Unsere Protagonistin Tarja wird einsam und nackt in den Bergen Norwegens ohne jegliche
Erinnerungen von einem Jungen aufgefunden, dessen Großvater, bei dem er lebt, sie aufnimmt.
Gemeinsam versuchen sie die Erinnerungen der jungen Frau wiederzufinden, doch die Zeit drängt,
denn jemand scheint Tarjas Leben zu bedrohen. Zeitgleich beginnen Naturkatastrophen die Erde
heimzusuchen.
Das Thema Umweltschutz hängt in Zeiten von „Klima-Klebern“ vielleicht vielen zu den Ohren raus,
trotzdem hat mir das Buch sehr gut gefallen. Wir lernen eine Familie kennen, die sich sehr mit der
Natur verbunden fühlt und die Erde als ihre Heimat respektiert. Insbesondere das Thema Müll und
dass es ein Umdenken geben muss, kommt immer wieder zum Tragen.
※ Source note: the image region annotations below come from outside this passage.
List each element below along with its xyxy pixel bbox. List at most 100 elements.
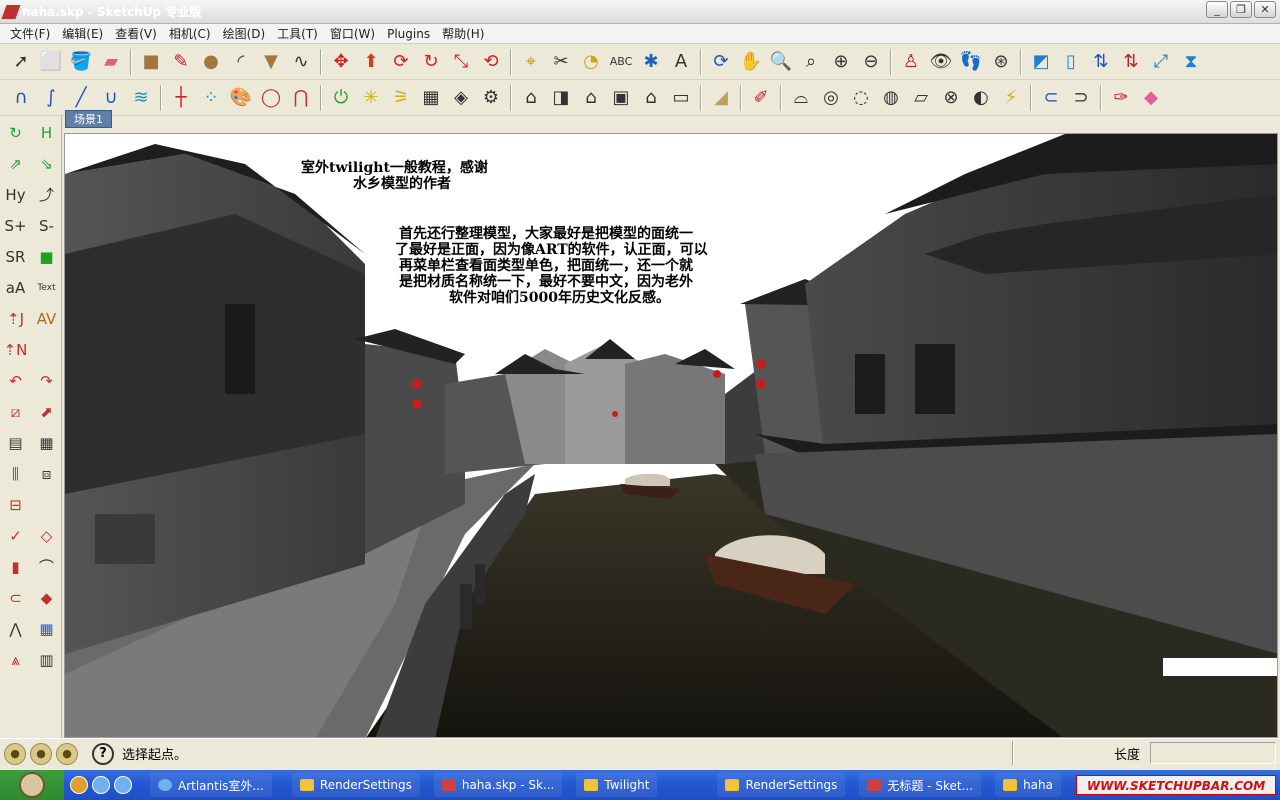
bezier-icon[interactable]: ∩ <box>7 84 35 112</box>
loop-5-icon[interactable]: ▱ <box>907 84 935 112</box>
sr-icon[interactable]: SR <box>1 242 30 271</box>
grid-icon[interactable]: ▦ <box>32 428 61 457</box>
guide-points-icon[interactable]: ┼ <box>167 84 195 112</box>
s-plus-icon[interactable]: S+ <box>1 211 30 240</box>
front-view-icon[interactable]: ⌂ <box>577 84 605 112</box>
zoom-window-icon[interactable]: ⌕ <box>797 48 825 76</box>
push-pull-icon[interactable]: ⬆ <box>357 48 385 76</box>
check-red-icon[interactable]: ✓ <box>1 521 30 550</box>
task-twilight[interactable]: Twilight <box>576 773 658 797</box>
position-camera-icon[interactable]: ♙ <box>897 48 925 76</box>
gear-icon[interactable]: ⚙ <box>477 84 505 112</box>
roof-icon[interactable]: ⩓ <box>1 645 30 674</box>
settings-panel-icon[interactable]: ▦ <box>417 84 445 112</box>
n-arrow-icon[interactable]: ⇡N <box>1 335 30 364</box>
pen-red-icon[interactable]: ✐ <box>747 84 775 112</box>
close-button[interactable]: ✕ <box>1254 1 1276 18</box>
minimize-button[interactable]: _ <box>1206 1 1228 18</box>
zoom-icon[interactable]: 🔍 <box>767 48 795 76</box>
diamond-red-icon[interactable]: ◆ <box>32 583 61 612</box>
material-editor-icon[interactable]: ◈ <box>447 84 475 112</box>
arc-icon[interactable]: ◜ <box>227 48 255 76</box>
book-icon[interactable]: ▥ <box>32 645 61 674</box>
start-button[interactable] <box>0 770 64 800</box>
menu-edit[interactable]: 编辑(E) <box>56 25 109 42</box>
freehand-icon[interactable]: ∿ <box>287 48 315 76</box>
loop-8-icon[interactable]: ⚡ <box>997 84 1025 112</box>
sandbox-icon[interactable]: ◢ <box>707 84 735 112</box>
rotate-icon[interactable]: ⟳ <box>387 48 415 76</box>
dimension-icon[interactable]: ✂ <box>547 48 575 76</box>
move-green-2-icon[interactable]: ⇘ <box>32 149 61 178</box>
red-ring-icon[interactable]: ◯ <box>257 84 285 112</box>
3d-text-icon[interactable]: A <box>667 48 695 76</box>
render-power-icon[interactable]: ⏻ <box>327 84 355 112</box>
magnet-icon[interactable]: ⊂ <box>1 583 30 612</box>
helix-icon[interactable]: ≋ <box>127 84 155 112</box>
task-artlantis[interactable]: Artlantis室外... <box>150 773 272 797</box>
s-minus-icon[interactable]: S- <box>32 211 61 240</box>
hand-tool-icon[interactable]: ⤴ <box>32 180 61 209</box>
chain-icon[interactable]: ⊃ <box>1067 84 1095 112</box>
extrude-icon[interactable]: ⬈ <box>32 397 61 426</box>
protractor-icon[interactable]: ◔ <box>577 48 605 76</box>
restore-button[interactable]: ❐ <box>1230 1 1252 18</box>
task-haha-folder[interactable]: haha <box>995 773 1061 797</box>
frame-icon[interactable]: ▤ <box>1 428 30 457</box>
tent-icon[interactable]: ⋀ <box>1 614 30 643</box>
hy-icon[interactable]: Hy <box>1 180 30 209</box>
quick-launch-icon-1[interactable] <box>70 776 88 794</box>
loop-6-icon[interactable]: ⊗ <box>937 84 965 112</box>
link-icon[interactable]: ⊂ <box>1037 84 1065 112</box>
eraser-icon[interactable]: ⬜ <box>37 48 65 76</box>
light-icon[interactable]: ✳ <box>357 84 385 112</box>
hourglass-icon[interactable]: ⧗ <box>1177 48 1205 76</box>
menu-tools[interactable]: 工具(T) <box>271 25 324 42</box>
move-icon[interactable]: ✥ <box>327 48 355 76</box>
move-red-icon[interactable]: ⇅ <box>1117 48 1145 76</box>
menu-plugins[interactable]: Plugins <box>381 27 436 41</box>
menu-draw[interactable]: 绘图(D) <box>217 25 272 42</box>
paint-bucket-icon[interactable]: 🪣 <box>67 48 95 76</box>
circle-icon[interactable]: ● <box>197 48 225 76</box>
arch-icon[interactable]: ⋂ <box>287 84 315 112</box>
door-icon[interactable]: ▮ <box>1 552 30 581</box>
line-icon[interactable]: ╱ <box>67 84 95 112</box>
eraser-pink-icon[interactable]: ▰ <box>97 48 125 76</box>
plane-red-icon[interactable]: ◇ <box>32 521 61 550</box>
rotate-green-icon[interactable]: ↻ <box>1 118 30 147</box>
brush-icon[interactable]: ✑ <box>1107 84 1135 112</box>
split-icon[interactable]: ⧄ <box>1 397 30 426</box>
paint-palette-icon[interactable]: 🎨 <box>227 84 255 112</box>
axes-icon[interactable]: ✱ <box>637 48 665 76</box>
curve-icon[interactable]: ∪ <box>97 84 125 112</box>
credits-icon[interactable]: ● <box>30 742 52 765</box>
task-haha-skp[interactable]: haha.skp - Sk... <box>433 773 563 797</box>
av-arrow-icon[interactable]: AV <box>32 304 61 333</box>
text-tag-icon[interactable]: Text <box>32 273 61 302</box>
menu-help[interactable]: 帮助(H) <box>436 25 490 42</box>
menu-view[interactable]: 查看(V) <box>109 25 163 42</box>
fence-icon[interactable]: ⫼ <box>1 459 30 488</box>
curve-left-icon[interactable]: ↶ <box>1 366 30 395</box>
ladder-icon[interactable]: ⧈ <box>32 459 61 488</box>
component-icon[interactable]: ◩ <box>1027 48 1055 76</box>
loop-3-icon[interactable]: ◌ <box>847 84 875 112</box>
measurements-input[interactable] <box>1150 742 1276 764</box>
menu-window[interactable]: 窗口(W) <box>324 25 381 42</box>
move-up-icon[interactable]: ⇅ <box>1087 48 1115 76</box>
eraser-brush-icon[interactable]: ◆ <box>1137 84 1165 112</box>
tab-scene-1[interactable]: 场景1 <box>65 110 112 128</box>
previous-view-icon[interactable]: ⊖ <box>857 48 885 76</box>
stairs-icon[interactable]: ⊟ <box>1 490 30 519</box>
left-view-icon[interactable]: ▭ <box>667 84 695 112</box>
task-untitled-sketchup[interactable]: 无标题 - Sket... <box>859 773 982 797</box>
arch-left-icon[interactable]: ⌒ <box>32 552 61 581</box>
follow-me-icon[interactable]: ↻ <box>417 48 445 76</box>
section-plane-icon[interactable]: ⊛ <box>987 48 1015 76</box>
loop-7-icon[interactable]: ◐ <box>967 84 995 112</box>
menu-file[interactable]: 文件(F) <box>4 25 56 42</box>
curve-right-icon[interactable]: ↷ <box>32 366 61 395</box>
quick-launch-icon-2[interactable] <box>92 776 110 794</box>
move-green-icon[interactable]: ⇗ <box>1 149 30 178</box>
Die Familie ist das zweite Thema, dass stark im Vordergrund steht und mich immer wieder berühren
konnte. Nicht nur die Liebe und das Vertrauen, zwischen dem Großvater und seinen beiden Enkeln,
sondern auch zu Tarja, die so selbstverständlich aufgenommen wird, ist unglaublich herzerwärmend.
Das Ende hat mir ebenfalls gut gefallen, wenngleich ich zugeben muss, dass es einen leicht bitteren
Beigeschmack hatte, der zum Nachdenken anregt.

Fazit:
Ich habe mich von Githeà gut unterhalten gefühlt.